How term limits for Supreme Court justices—now backed by Biden—could work
U.S. Supreme Court justices should be subject to term limits and a binding ethics code, President Joe Biden has said in an op-ed for the Washington Post.
Biden is also calling for a constitutional amendment to overturn the Supreme Court’s July 1 decision in Trump v. United States, which held that presidents are entitled to “absolute immunity” for exercising core constitutional powers and presumptive immunity for acts “within the outer perimeter” of their official responsibilities.
“I am calling for three bold reforms to restore trust and accountability to the court and our democracy,” Biden said in the July 29 op-ed.
Term limits “would make timing for court nominations more predictable and less arbitrary,” Biden wrote. He supports a system in which a president would appoint a justice every two years to spend 18 years in active Supreme Court service.
Proposals for 18-year term limits were outlined by a 36-member presidential commission appointed by Biden in April 2021. The Presidential Commission on the Supreme Court of the United States, made up largely of law professors, took no position on term limits in its final report released in December 2021, however.
Members of the commission were divided on whether term limits could be accomplished by statute or whether a constitutional amendment is needed. All federal judges “hold their office during good behavior” under Article III of the U.S. Constitution, which means that they have lifetime appointments.
Under one statutory proposal, after 18 years of service, a Supreme Court justice would become a senior justice who no longer participates in the regular work of the Supreme Court. They could sit by designation in the lower courts and could assist the chief justice in administrative duties.
Under another proposal, presidents would appoint judges from the lower federal courts to an 18-year Supreme Court term.
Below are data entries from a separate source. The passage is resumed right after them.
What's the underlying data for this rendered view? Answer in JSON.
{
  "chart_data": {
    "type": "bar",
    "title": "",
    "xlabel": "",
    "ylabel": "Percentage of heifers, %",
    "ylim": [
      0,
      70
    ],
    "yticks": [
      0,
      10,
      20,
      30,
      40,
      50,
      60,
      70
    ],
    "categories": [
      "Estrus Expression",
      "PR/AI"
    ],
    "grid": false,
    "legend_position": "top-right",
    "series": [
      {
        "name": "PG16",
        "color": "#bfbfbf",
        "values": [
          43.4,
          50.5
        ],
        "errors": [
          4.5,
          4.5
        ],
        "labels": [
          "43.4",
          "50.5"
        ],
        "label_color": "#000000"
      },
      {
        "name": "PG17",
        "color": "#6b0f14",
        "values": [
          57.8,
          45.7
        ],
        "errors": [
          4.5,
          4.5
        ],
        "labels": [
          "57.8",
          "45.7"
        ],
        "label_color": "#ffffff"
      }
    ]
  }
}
After that, they would return to their lower court.
To begin the process, the longest-serving justice could retire and become a senior justice in the first year after the statute is implemented. Another proposal would begin the 18-year term process only when a current sitting justice retires.
To avoid impasses in confirmation of nominees, the statute could lower the threshold for confirmation each time that the U.S. Senate rejects a nominee, the commission’s report said.
Biden said term limits “would reduce the chance that any single presidency radically alters the makeup of the court for generations to come.”
“On top of dangerous and extreme decisions that overturn settled legal precedents—including Roe v. Wade—the court is mired in a crisis of ethics,” Biden said. He cited undisclosed gifts to justices and “conflicts of interest connected with Jan. 6 insurrectionists.”
Justice Clarence Thomas’ wife, Virginia “Ginni” Thomas, had backed efforts to overturn the 2020 election. He also did not disclose luxury trips from benefactors.
The Supreme court’s current ethics code “is weak and self-enforced,” Biden said. A binding code of conduct for the justices “is common sense,” he wrote.
Biden dubbed his proposed constitutional amendment the “No One Is Above the Law Amendment.” The Supreme Court’s decision on presidential immunity, he said, “means there are virtually no limits on what a president can do.”
Will Biden’s proposals come to fruition? Not likely, according to the National Law Journal.
“Republicans, who control the House of Representatives and can block legislation in the Senate via filibuster, have been uniformly hostile to talk of overhauling the Supreme Court,” the article reports.
And amending the Constitution is even more difficult.